Auf einem langen, schlaflosen Flug nach Japan sei ihm die Inspiration zu seinen Sprach-Capriccios gekommen, erzählt er. Seitdem gehören zu seinem Kosmos nicht nur schwarze und weiße Tasten, sondern auch Engel und Teufel, Buddhas und Weihnachtsmänner, die Huster von Köln, die Pfeifer von Frankfurt und die Nieser von New York – und Albert Einstein, mit dem er den Hang zur scheinlogischen Lakonik teilt und dessen Wesen und Wissen er in nur 20 Worten vollendet beschreiben kann: “Als Einstein/ im Himmel angelangt/ sah/ daß Gott würfelte/ drehte er sich um/ und sagte/ Wo geht’s hier zur Hölle.”
Können und Wissen
Daß aus Alfred Brendel eines Tages einer der pianistischen Großmeister des 20. Jahrhunderts werden würde, war nicht vorauszusehen: Ein Wunderkind war er nicht, er kommt aus keinem besonders musikalischen Elternhaus.

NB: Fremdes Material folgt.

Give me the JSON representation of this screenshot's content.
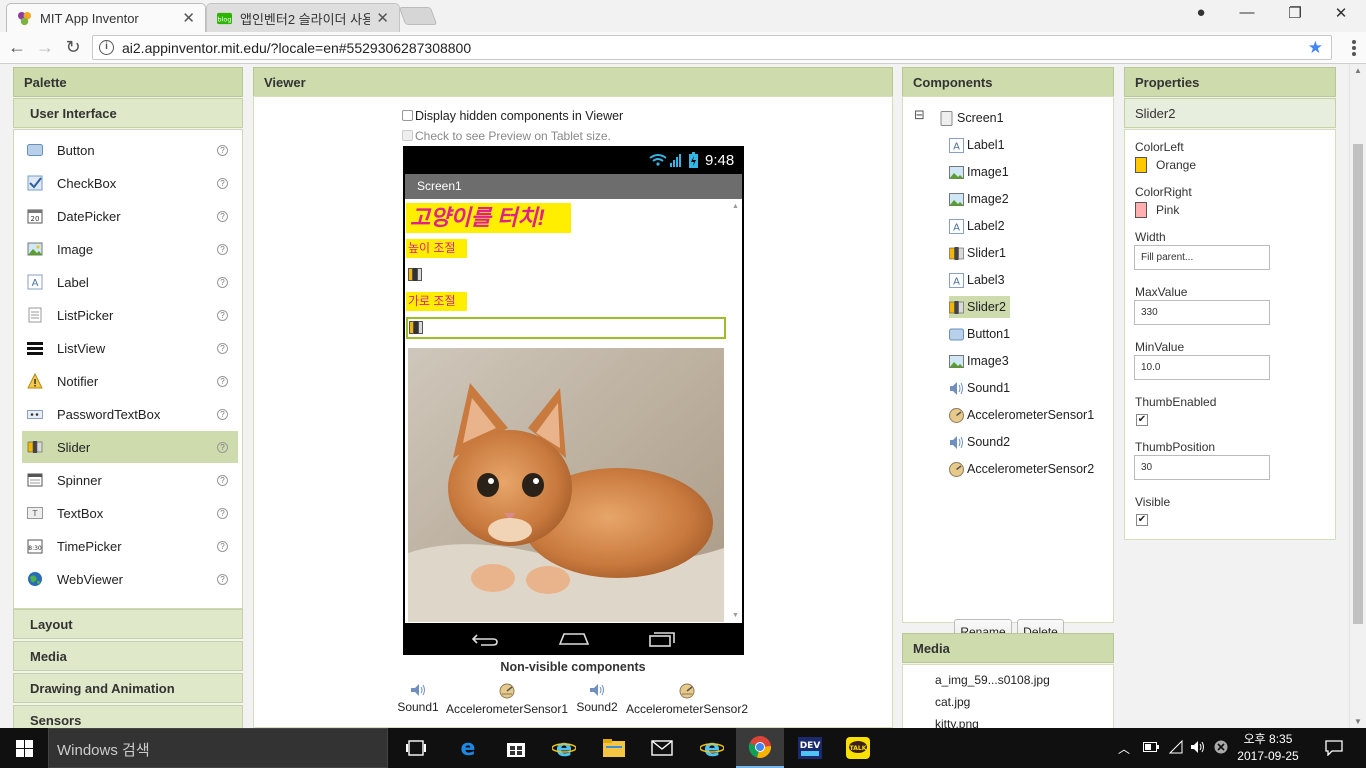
{
  "browser": {
    "tabs": [
      {
        "title": "MIT App Inventor",
        "active": true
      },
      {
        "title": "앱인벤터2 슬라이더 사용",
        "active": false
      }
    ],
    "url": "ai2.appinventor.mit.edu/?locale=en#5529306287308800"
  },
  "palette": {
    "title": "Palette",
    "section": "User Interface",
    "items": [
      "Button",
      "CheckBox",
      "DatePicker",
      "Image",
      "Label",
      "ListPicker",
      "ListView",
      "Notifier",
      "PasswordTextBox",
      "Slider",
      "Spinner",
      "TextBox",
      "TimePicker",
      "WebViewer"
    ],
    "selected": "Slider",
    "help_glyph": "?",
    "other_sections": [
      "Layout",
      "Media",
      "Drawing and Animation",
      "Sensors"
    ]
  },
  "viewer": {
    "title": "Viewer",
    "hidden_label": "Display hidden components in Viewer",
    "tablet_label": "Check to see Preview on Tablet size.",
    "phone_time": "9:48",
    "screen_title": "Screen1",
    "label1": "고양이를 터치!",
    "label2": "높이 조절",
    "label3": "가로 조절",
    "nonvisible_title": "Non-visible components",
    "nonvisible": [
      "Sound1",
      "AccelerometerSensor1",
      "Sound2",
      "AccelerometerSensor2"
    ]
  },
  "components": {
    "title": "Components",
    "collapse_glyph": "⊟",
    "root": "Screen1",
    "items": [
      "Label1",
      "Image1",
      "Image2",
      "Label2",
      "Slider1",
      "Label3",
      "Slider2",
      "Button1",
      "Image3",
      "Sound1",
      "AccelerometerSensor1",
      "Sound2",
      "AccelerometerSensor2"
    ],
    "selected": "Slider2",
    "rename": "Rename",
    "delete": "Delete"
  },
  "media": {
    "title": "Media",
    "files": [
      "a_img_59...s0108.jpg",
      "cat.jpg",
      "kitty.png"
    ]
  },
  "properties": {
    "title": "Properties",
    "component": "Slider2",
    "color_left_label": "ColorLeft",
    "color_left": "Orange",
    "color_left_hex": "#ffc800",
    "color_right_label": "ColorRight",
    "color_right": "Pink",
    "color_right_hex": "#ffafaf",
    "width_label": "Width",
    "width": "Fill parent...",
    "max_label": "MaxValue",
    "max": "330",
    "min_label": "MinValue",
    "min": "10.0",
    "thumb_enabled_label": "ThumbEnabled",
    "thumb_enabled": true,
    "thumb_pos_label": "ThumbPosition",
    "thumb_pos": "30",
    "visible_label": "Visible",
    "visible": true,
    "checkmark": "✔"
  },
  "taskbar": {
    "search": "Windows 검색",
    "time": "오후 8:35",
    "date": "2017-09-25",
    "dev_badge": "DEV",
    "talk_badge": "TALK"
  },
  "chrome_glyphs": {
    "close": "✕",
    "minimize": "—",
    "maximize": "❐",
    "back": "←",
    "forward": "→",
    "reload": "↻",
    "info": "i",
    "star": "★",
    "profile": "●"
  }
}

Im nordmährischen Wiesenberg wurde er 1931 geboren, die Vorfahren stammten aus Deutschland, Österreich und dem Friaul, der Name eines Großvaters weist zudem auf slawische Wurzeln hin. In Zagreb und Graz wuchs er auf, malte, las, schrieb und ging ins Kino.
Brendel, der Einzelgänger, kommt bis heute gut ohne andere Menschen aus – anders wäre die zwangsläufige Einsamkeit eines fünfundfünfzigjährigen Solistenlebens wohl nicht zu ertragen gewesen: “Ich mußte vieles allein herausfinden. Dabei bin ich dann auch geblieben, das wird zur Gewohnheit.”
Brendel, der zäh Lernende, der früh begriffen hat, daß zum Können auch Wissen gehört – Konsequenz daraus: Je umfassender die Kenntnisse, je größer die Bildung, desto klarer umrissen erschien ihm letztlich der Teil der Musik, mit dem er sich beschäftigen wollte – mit dem Adjektiv “zweitklassig” für manche Komponisten ist er stets freigiebig umgegangen.
Das Ideal der Wahl
In seinen Anfängen war er breiter interessiert: Als er als 17jähriger 1948 in Graz debütierte, spielte er Bachs “Chromatische Phantasie und Fuge”, Brahms’ “Händel-Variationen”, Malipieros “Tre preludi e una fuga” und Liszts “B-A-C-H-Fantasie”, dazu eine eigene Klaviersonate mit einer Doppelfuge – und gab als Zugabe vier weitere Fugen obendrauf.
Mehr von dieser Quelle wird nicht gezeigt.